Public-sector reform vital, but controversial
The third challenge is related to the overall structure of the bureaucracy and public sector. Both are comparatively inflated and inefficient. The approach to tackling unemployment by increasing public sector employment (in particular at the local level) has failed, and has considerably lowered the effectiveness and efficiency of public service provision. Similarly, the introduction of a more competitive framework for some public sectors (such as transportation) has repeatedly been postponed. Trimming redundant or inefficient administrations, revising policies that benefit vested interests, and simplifying the complex multi-layered territorial system (“millefeuille”) will be necessary reforms. However, such reforms will likely produce protest and discontent in the short-term, while only proving beneficial much later.

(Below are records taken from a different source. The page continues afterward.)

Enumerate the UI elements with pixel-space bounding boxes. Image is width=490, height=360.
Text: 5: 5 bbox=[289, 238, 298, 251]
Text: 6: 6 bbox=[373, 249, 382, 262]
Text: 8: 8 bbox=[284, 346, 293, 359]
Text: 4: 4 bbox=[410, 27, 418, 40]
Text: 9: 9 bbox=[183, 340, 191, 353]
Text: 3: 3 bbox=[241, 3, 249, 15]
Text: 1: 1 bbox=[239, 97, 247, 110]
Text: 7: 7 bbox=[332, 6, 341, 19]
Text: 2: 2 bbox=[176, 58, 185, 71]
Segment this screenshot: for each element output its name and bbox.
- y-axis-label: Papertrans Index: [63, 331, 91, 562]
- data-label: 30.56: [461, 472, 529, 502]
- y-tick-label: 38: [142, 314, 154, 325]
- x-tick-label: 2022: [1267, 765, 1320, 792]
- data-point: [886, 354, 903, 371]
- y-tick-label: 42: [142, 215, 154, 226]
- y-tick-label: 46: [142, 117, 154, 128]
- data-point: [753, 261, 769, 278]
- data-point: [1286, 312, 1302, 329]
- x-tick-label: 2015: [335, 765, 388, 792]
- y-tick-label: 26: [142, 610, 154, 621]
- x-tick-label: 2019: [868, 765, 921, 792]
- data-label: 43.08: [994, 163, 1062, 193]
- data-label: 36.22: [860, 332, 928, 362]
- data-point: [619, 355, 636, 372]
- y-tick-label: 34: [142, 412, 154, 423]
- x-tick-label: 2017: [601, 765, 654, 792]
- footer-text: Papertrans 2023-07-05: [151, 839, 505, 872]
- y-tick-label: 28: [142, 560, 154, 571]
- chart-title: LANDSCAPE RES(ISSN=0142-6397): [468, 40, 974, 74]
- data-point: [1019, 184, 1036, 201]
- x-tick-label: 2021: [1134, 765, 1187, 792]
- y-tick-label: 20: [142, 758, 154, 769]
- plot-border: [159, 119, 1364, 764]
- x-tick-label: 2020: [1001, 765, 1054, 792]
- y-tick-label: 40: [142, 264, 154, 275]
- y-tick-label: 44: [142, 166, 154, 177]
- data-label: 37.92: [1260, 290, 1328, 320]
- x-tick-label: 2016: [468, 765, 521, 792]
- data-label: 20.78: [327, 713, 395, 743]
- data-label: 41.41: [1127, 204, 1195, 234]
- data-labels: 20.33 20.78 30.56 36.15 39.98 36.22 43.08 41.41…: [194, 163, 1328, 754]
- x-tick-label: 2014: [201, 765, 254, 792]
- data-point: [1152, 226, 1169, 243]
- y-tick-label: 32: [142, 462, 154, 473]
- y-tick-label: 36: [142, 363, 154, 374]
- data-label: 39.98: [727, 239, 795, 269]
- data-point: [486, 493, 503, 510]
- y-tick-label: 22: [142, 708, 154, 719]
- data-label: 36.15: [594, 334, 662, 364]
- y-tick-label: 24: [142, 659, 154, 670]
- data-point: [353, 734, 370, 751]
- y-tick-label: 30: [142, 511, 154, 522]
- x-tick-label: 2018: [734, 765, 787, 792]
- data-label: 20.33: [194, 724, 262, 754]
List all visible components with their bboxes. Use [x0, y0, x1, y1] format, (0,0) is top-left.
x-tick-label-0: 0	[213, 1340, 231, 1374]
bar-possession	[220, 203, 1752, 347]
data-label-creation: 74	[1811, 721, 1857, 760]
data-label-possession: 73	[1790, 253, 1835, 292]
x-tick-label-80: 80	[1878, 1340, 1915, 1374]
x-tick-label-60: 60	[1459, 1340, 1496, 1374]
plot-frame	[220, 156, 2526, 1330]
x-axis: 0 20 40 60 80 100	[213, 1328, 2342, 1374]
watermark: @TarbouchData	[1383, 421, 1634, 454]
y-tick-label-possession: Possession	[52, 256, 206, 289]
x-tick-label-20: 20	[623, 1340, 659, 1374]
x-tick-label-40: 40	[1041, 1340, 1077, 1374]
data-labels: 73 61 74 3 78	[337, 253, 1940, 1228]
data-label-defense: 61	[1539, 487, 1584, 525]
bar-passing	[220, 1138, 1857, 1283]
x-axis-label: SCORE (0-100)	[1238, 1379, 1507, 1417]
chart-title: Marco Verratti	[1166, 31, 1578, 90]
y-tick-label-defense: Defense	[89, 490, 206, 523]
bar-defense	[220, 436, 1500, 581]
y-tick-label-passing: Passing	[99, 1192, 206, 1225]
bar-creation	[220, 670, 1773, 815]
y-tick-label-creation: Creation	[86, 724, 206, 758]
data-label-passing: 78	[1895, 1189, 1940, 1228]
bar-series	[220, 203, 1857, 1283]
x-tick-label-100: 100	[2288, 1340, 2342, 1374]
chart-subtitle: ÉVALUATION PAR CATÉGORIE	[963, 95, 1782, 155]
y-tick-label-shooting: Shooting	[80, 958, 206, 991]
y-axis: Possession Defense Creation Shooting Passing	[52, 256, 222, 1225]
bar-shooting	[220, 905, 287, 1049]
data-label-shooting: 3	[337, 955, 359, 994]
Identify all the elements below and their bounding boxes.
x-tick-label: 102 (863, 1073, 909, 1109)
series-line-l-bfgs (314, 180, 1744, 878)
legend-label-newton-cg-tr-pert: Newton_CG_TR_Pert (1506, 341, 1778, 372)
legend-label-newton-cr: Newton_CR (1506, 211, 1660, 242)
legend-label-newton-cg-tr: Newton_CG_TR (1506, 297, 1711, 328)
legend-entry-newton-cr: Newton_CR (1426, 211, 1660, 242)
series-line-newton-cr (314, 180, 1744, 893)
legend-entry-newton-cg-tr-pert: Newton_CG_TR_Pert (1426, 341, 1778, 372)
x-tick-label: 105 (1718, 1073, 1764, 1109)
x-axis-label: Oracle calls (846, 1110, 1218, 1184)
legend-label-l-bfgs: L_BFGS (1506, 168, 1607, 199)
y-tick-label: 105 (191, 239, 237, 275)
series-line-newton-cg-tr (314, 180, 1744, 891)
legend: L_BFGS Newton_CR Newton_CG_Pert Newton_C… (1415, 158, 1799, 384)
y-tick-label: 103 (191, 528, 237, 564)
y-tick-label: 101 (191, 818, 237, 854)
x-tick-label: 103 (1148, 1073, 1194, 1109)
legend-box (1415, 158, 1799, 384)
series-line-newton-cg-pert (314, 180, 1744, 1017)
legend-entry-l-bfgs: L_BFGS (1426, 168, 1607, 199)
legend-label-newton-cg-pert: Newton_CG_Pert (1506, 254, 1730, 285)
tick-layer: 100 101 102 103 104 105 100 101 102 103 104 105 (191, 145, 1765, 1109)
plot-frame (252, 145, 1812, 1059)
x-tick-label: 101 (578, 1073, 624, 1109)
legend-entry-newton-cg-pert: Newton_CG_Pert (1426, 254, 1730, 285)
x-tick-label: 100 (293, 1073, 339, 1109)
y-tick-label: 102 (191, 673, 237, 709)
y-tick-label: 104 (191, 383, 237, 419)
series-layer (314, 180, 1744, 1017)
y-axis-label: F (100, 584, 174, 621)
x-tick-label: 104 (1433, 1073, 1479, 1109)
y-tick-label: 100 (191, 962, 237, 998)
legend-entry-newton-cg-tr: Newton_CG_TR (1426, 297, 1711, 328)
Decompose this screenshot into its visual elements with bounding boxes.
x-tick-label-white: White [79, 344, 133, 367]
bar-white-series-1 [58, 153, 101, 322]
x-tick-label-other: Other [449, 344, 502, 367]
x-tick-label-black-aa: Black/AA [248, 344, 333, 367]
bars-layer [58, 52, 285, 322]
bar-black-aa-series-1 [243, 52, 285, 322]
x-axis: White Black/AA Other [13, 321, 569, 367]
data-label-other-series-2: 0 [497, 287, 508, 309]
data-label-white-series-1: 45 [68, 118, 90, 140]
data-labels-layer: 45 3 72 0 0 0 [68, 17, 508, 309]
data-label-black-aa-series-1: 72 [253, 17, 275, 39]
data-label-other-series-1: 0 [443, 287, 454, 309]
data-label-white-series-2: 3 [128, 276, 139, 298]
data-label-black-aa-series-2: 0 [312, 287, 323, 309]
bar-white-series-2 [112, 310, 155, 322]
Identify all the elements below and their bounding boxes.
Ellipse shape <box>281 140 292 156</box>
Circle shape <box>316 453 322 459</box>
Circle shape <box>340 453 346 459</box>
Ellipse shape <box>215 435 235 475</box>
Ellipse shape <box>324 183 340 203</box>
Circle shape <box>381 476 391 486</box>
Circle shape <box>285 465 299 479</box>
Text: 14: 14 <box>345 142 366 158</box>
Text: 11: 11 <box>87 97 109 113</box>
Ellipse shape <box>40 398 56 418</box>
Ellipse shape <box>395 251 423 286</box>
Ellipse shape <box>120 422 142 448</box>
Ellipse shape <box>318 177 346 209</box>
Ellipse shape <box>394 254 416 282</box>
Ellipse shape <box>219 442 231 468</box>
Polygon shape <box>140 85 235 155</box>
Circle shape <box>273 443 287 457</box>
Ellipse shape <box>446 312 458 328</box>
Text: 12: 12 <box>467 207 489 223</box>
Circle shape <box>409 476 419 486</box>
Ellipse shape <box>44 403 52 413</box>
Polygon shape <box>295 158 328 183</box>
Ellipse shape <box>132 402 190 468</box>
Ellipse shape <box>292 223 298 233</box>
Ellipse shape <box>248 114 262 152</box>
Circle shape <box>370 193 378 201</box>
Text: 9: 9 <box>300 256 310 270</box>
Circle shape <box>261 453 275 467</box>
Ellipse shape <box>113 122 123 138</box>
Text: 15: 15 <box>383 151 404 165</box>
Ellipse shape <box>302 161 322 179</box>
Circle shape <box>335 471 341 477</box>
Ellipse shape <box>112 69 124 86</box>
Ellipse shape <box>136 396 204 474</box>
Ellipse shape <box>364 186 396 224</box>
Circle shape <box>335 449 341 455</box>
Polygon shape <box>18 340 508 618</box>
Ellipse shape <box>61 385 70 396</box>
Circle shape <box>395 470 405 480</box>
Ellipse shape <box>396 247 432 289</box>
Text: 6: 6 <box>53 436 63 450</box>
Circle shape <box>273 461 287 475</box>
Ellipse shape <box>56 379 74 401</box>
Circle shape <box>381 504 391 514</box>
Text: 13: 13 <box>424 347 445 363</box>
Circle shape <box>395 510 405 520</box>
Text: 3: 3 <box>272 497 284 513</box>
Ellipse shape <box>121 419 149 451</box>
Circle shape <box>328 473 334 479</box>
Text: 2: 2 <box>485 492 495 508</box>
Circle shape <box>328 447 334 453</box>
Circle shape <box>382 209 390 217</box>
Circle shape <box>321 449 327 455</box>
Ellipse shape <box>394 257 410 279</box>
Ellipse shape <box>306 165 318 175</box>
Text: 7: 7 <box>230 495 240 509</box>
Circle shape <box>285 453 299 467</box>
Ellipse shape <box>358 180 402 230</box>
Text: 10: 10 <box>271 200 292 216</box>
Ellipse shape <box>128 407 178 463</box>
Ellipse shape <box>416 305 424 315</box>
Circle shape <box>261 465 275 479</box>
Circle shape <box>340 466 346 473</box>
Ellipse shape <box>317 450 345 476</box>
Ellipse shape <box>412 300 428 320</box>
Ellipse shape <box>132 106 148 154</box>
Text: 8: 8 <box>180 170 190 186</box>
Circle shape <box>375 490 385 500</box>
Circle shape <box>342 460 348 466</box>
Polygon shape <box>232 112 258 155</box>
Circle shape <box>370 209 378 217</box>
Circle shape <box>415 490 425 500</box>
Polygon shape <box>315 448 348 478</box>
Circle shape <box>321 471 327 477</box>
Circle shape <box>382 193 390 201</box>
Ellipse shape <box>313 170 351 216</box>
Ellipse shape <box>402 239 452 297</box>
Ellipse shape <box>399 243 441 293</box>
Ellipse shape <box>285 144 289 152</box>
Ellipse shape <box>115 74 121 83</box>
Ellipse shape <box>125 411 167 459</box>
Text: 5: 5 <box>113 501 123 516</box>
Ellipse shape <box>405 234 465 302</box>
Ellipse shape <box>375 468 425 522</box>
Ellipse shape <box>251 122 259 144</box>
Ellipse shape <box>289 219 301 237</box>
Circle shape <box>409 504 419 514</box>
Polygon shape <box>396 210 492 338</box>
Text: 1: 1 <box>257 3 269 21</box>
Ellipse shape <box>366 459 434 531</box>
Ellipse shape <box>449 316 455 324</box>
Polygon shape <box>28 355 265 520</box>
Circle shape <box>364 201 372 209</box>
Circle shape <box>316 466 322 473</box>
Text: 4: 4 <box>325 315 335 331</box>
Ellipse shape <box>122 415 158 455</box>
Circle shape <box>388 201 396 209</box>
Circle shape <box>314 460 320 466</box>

A fourth major challenge concerns the intertwined issues of security, immigration and integration. The traditional French model, based on an open policy toward immigrants acquiring French nationality and on the principle of equality of all citizens regardless of ethnic origins or religion, has lost its integrative power over the last 30 years. The former key instruments of the integration process (education, work, religion, political parties and trade unions) are no longer effective, while the recent terrorist attacks have further weakened integration processes. This challenge requires multifaceted policy solutions in areas including security, urban development, and education and job training, with a primary focus on employment opportunities for the most marginalized citizens. What is at stake is the country’s political and social cohesion, and common national values and rules. Unfortunately, the present situation is characterized by an identity crisis, an ethnic divide, the exclusion of migrants and political frustrations which have, in part, benefited extremist political candidates and parties.
Clear choices, honest dialogue needed
France needs courageous policies that include clear (even if unpopular) choices, frankness when explaining the challenges, more social dialog, and a more streamlined and coordinated style of governance. The good news is that the newly elected president is fully and explicitly committed to this reform agenda.